La vida la definimos como el tesoro más preciado. Por ello, el ser humano siempre ha tenido como uno de sus más profundos anhelos encontrar el método ideal para prolongar su existencia, retrasando el deterioro de las funciones vitales y manteniendo un aspecto físico lozano y jovial.
Creo que la juventud -como lo escribí en mi columna anterior-, es uno de los grandes tesoros del ser humano, es el manantial de energía y motivación que nos impulsa durante la vida. Es un estado del espíritu y no simplemente la edad que precede a la etapa adulta.
Hoy, los herederos de los alquimistas y de los expedicionarios de la búsqueda de la ‘fuente de la juventud’ perseveran en esta utópica tarea, y nos alienan en una cultura de estereotipos de belleza y juventud.
Si solo validamos la apariencia física como condición de juventud se nos convierte en condición obligatoria el uso de sustancias o procedimientos para rejuvenecer las facciones y modelar el cuerpo, o el sometimiento permanente a técnicas estéticas e intervenciones quirúrgicas de cirugía plástica, y cientos de fórmulas y métodos que hoy copan la literatura científica o publicaciones de moda, frivolidades y tendencias.
Todo este maremágnum de procedimientos y tratamientos ha traído consigo también un estrés permanente en las personas que los utilizan, convirtiéndolas en esclavas y entronizando una cultura que referencia a la juventud solamente en la apariencia física, dejando de lado la importancia de la salud mental y madurez inherente a cada periodo de la vida. En el afán de impedir la llegada de los signos de la vejez y ocultarlos, hay quienes abusan de estos métodos, llegando a deformar su identidad, arruinando por completo su apariencia física o, peor aún, perdiendo el bien más preciado: la vida.
La felicidad y el cultivo de la autoestima radican en disfrutar a plenitud cada época de la vida, con sus pros y sus limitaciones, sus tristezas y alegrías, y con las posibilidades que cada periodo nos brinda. Ninguna etapa será igual a otra, ya que las condiciones físicas varían, y año a año se acumula mayor conocimiento y experiencia, convirtiéndose con el tiempo en el patrimonio más importante de nuestra existencia.
Claro que es necesario preservar la salud física y velar por nuestro aspecto; sin embargo, es trascendental darle su real relevancia y valor para desarrollar la juventud mental y espiritual.

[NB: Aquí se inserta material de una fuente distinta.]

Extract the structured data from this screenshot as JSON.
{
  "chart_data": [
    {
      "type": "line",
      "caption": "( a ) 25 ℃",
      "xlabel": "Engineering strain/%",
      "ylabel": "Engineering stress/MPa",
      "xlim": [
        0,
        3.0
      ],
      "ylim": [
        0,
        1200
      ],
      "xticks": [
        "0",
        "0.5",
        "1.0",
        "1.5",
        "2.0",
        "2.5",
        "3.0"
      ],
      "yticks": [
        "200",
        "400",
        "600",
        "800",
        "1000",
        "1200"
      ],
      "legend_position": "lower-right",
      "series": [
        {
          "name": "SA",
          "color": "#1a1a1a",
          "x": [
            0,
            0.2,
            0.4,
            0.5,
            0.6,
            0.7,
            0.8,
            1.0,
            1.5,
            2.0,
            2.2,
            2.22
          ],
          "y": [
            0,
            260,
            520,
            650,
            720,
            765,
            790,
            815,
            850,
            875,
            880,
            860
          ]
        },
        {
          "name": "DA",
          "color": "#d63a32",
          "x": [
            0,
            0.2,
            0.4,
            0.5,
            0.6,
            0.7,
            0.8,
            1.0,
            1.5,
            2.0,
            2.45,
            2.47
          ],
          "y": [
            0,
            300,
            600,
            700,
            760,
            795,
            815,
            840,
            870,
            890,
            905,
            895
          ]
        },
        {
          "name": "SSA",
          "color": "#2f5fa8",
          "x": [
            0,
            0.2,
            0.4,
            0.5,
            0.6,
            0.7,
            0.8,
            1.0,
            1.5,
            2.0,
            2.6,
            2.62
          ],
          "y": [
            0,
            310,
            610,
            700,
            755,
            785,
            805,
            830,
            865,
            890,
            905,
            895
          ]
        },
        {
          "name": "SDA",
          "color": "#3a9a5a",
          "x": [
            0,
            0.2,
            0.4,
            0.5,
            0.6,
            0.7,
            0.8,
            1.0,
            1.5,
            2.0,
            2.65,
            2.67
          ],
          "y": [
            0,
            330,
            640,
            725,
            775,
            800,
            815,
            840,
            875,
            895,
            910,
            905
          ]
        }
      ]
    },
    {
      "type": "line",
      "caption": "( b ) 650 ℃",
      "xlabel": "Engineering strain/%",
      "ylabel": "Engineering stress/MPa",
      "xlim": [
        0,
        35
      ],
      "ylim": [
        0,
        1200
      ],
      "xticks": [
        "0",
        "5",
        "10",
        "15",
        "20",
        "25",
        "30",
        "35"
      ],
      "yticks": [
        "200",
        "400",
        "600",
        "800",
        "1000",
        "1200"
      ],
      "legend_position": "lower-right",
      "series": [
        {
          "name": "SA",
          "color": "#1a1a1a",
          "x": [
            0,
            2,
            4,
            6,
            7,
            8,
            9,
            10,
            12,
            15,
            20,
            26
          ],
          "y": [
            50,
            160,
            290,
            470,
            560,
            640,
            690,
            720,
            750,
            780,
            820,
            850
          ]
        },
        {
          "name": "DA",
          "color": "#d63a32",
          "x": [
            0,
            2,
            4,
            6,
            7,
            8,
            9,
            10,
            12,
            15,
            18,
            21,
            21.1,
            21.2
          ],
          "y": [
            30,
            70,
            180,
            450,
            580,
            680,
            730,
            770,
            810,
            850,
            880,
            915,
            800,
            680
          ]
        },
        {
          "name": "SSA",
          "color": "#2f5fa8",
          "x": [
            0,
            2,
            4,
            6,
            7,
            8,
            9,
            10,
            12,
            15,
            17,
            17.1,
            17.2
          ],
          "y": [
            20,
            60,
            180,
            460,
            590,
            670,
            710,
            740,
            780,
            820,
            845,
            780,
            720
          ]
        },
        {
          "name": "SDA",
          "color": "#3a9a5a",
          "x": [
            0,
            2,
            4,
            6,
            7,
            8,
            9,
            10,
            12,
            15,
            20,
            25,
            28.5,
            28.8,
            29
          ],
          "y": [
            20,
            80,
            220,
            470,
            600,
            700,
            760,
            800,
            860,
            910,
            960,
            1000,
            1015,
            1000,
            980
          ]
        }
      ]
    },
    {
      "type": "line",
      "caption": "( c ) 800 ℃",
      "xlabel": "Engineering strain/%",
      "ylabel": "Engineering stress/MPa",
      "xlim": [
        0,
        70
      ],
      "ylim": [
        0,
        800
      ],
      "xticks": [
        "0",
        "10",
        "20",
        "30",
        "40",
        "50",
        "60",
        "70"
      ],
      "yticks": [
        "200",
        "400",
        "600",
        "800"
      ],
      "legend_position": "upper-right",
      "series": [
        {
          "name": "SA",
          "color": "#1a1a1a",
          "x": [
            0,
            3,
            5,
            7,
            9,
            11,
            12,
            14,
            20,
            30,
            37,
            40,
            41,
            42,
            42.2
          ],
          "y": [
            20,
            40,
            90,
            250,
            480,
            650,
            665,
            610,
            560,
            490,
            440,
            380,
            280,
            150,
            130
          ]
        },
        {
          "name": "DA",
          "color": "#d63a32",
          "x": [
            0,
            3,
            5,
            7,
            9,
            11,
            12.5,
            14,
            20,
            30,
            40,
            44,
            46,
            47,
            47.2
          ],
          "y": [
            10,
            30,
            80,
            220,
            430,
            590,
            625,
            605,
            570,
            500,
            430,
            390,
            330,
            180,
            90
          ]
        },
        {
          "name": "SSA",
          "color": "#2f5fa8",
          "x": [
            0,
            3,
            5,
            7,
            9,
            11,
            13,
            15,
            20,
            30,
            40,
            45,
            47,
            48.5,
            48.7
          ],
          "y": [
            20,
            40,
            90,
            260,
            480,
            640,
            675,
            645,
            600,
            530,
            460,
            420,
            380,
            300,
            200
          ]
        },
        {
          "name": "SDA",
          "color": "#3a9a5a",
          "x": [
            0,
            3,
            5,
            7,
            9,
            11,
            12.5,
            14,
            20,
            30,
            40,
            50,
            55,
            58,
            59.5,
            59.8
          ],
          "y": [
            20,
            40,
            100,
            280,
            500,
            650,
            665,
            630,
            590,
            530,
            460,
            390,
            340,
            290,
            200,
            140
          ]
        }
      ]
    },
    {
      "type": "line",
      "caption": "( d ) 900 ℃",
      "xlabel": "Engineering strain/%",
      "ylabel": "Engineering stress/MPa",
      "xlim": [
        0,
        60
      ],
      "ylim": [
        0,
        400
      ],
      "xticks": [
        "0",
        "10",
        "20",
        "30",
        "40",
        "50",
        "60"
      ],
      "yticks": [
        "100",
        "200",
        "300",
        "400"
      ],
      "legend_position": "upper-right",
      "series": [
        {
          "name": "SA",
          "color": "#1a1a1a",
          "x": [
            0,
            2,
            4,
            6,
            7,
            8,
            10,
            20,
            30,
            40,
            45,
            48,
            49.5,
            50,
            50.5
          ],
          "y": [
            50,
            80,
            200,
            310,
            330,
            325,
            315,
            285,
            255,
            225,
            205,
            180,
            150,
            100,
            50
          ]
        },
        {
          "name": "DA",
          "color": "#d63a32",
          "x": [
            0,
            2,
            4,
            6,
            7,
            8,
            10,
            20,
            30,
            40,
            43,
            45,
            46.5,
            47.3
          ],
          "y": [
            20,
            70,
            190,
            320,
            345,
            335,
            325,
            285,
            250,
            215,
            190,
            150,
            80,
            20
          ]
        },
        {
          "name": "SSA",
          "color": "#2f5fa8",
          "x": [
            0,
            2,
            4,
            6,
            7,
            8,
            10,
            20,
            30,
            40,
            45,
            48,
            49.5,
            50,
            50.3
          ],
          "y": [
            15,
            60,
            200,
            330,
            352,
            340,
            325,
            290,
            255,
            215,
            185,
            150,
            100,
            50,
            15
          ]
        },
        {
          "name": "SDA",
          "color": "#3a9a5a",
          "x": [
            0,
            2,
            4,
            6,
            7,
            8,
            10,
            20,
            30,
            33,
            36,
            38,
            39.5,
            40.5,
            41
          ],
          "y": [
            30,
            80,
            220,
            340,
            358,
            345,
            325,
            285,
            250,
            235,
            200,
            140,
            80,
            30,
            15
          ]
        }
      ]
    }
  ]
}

Es obligatorio aprender a ser felices desde lo espiritual y sin cortapisas, disfrutar de quienes somos, gozar de la familia y de la gente que nos acompaña en los diferentes escenarios en que nos movemos, ejercitar la mente y el cuerpo, ser solidarios, darle la real dimensión a los problemas y realizar actividades lúdicas que nos regocijen, son algunas ‘técnicas’ útiles recogidas desde las ciencias de salud y las vivencias propias.
Sin percatarnos, podemos estar desperdiciando la juventud espiritual en las diversas etapas de la vida y, con ella, la posibilidad de ser realmente felices. No hay nada mejor que envejecer acumulando juventud.